Sobre a ordem dos mícrones
Todos os dias eu sinto vontade de descobrir do que são feitas as pequenas casas dos insetos,
com que força as formigas carregam seus mortos depois que pisamos neles ou
quando interrompemos sua enorme carreata;
por que o besouro se joga em direção à parede, um suicídio, por que o besouro
prefere morrer?
Eu acho que as abelhas devem ter um ritual de silenciamento noturno, quando se
recolhem e observam nos homens o momento da angústia;
que as rainhas pedem calma e organizam a contemplação como se estivessem em
uma aula anti-humana.
Às vezes, eu me levanto para beber água e fico imaginando como fazem as aranhas
quando encontram uma poça de sangue pelo caminho,
será que desviam enojadas, será
que mergulham afrontosas e vingativas.
Nesta manhã, pensei ter sonhado com uma lagarta metamorfoseando uma barbárie
inteira dentro de mim enquanto ria,
sozinha e debochada,
da bagunça que eu iria encontrar assim que eu acordasse e me desse conta
de que as noites são reservadas para que um bicho, um monstro,
uma espécie em extinção
se explique ao universo
usando as pequenas frestas entre as minhas costelas.
…..
Babilônia
Estou na casa do sempre
quando abres teu peito e crias imagens que reconheço profanas
desde tempos
atrás,
o tempo do retrovisor, um pretérito,
outras formas de vida, suor,
uma arfada,
gametas e cigarros,
de memórias hieroglíficas,
dos símbolos: uma palavra é desenho com som.

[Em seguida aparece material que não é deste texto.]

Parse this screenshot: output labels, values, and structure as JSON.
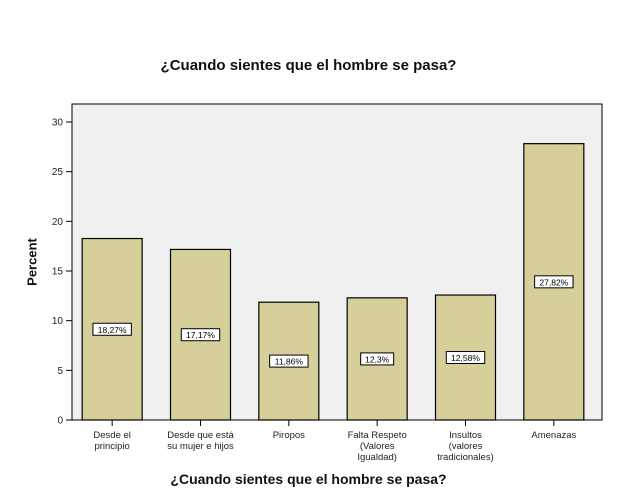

Agora faz de conta que somos fluentes; que deciframos
a linguagem das caixas torácicas. Faz de conta
que já pronunciamos todas as
falas que dominam os gestos; que já percorremos
todos os traços feitos por meus dedos em teu corpo.
Depois saltamos — juntos e destemidos —
na grande fornalha de fogo
que é teu coração-babilônia pulsando exposto.
…..
As rezas que inauguram o dia
Há algum tempo eu me convenci de que poemas estão no início e no fim.
Então me levanto pela manhã com metáforas enroladas na língua; com visões
plenas de abismos.
Não respondo um bom dia sequer,
mas já repeti dois ou três versos em silêncio, um ritmo mental,
a incandescência do dia.
O poema do início, uma fundação.
Quando as lutas se acalmam e se abaixam as espadas,
eu volto ao poema em busca do fôlego, o fim da fadiga.
Abro os vãos da casa e avisto um descampado,
infinito campo de unguento.
O poema que é fim de tudo,
o impronunciável: um soluço que interrompe a lágrima.